The study, taking place at Hampshire Hospital NHS Foundation Trust’s (HHFT) Basingstoke and Winchester hospitals alongside other health care providers in Hampshire and across the UK, looks at how strongly babies can be protected from serious illness due to RSV infection by giving them a single dose of Nirsevimab, a monoclonal antibody immunisation.
Following its initial successes, in which Hampshire Hospitals feature as one of the highest recruiters to the trial in Wessex, the study has been extended for a further year to help determine the period of protection by the one-off antibody injection.

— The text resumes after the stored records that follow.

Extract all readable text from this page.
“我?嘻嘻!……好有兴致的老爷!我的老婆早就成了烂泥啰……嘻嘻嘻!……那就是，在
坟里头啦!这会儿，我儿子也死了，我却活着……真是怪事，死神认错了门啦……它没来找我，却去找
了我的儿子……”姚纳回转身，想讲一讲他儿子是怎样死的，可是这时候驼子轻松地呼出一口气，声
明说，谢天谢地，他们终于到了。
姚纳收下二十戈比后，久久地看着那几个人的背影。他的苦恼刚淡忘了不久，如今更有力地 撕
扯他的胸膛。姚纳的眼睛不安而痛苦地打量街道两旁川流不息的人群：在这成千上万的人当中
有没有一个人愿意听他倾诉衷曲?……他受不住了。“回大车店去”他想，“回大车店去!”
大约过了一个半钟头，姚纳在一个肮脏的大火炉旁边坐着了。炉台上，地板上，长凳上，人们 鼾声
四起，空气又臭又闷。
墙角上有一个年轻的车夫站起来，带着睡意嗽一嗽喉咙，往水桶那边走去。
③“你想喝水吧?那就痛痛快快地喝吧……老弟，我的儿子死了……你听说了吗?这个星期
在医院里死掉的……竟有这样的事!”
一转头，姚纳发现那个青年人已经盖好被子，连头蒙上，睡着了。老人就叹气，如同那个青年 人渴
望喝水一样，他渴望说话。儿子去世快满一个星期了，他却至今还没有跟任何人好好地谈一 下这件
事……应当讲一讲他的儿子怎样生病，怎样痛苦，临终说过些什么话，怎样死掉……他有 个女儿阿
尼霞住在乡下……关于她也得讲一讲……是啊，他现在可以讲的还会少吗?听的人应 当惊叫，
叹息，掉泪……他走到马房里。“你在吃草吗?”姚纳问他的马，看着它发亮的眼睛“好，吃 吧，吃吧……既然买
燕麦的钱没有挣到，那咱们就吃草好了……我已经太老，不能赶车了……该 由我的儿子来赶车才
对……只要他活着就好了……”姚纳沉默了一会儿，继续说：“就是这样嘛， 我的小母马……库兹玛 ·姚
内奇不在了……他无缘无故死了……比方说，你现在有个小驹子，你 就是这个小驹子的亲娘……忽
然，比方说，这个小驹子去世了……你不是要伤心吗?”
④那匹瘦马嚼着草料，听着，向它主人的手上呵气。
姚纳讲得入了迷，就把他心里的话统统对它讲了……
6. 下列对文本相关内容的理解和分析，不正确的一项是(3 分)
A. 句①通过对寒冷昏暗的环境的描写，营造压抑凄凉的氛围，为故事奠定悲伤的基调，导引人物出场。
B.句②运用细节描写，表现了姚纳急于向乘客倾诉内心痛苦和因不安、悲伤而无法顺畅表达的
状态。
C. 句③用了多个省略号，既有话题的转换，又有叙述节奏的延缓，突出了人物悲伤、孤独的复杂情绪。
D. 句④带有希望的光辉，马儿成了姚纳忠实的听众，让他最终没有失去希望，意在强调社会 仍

RSV affects 90% of children before the age of two, and whilst it often causes only mild illnesses, for some babies it leads to more severe lung problems such as bronchiolitis and pneumonia.
Adejumoke Awoseyila and Lucinda Winckworth, principal investigators for the HARMONIE study at Hampshire Hospitals NHS Foundation Trust, said: “Each year we treat more than 400 babies across our hospitals who are unwell because of RSV infections, with the virus a leading cause of hospital admissions amongst infants in the winter months.
“These results look very promising, with Nirsevimab reducing the chance of babies getting unwell with RSV infection or needing hospital treatment. We are very pleased to continue our involvement in this exciting and important study, looking towards the future of how we manage RSV infections and care for some of our smallest patients.”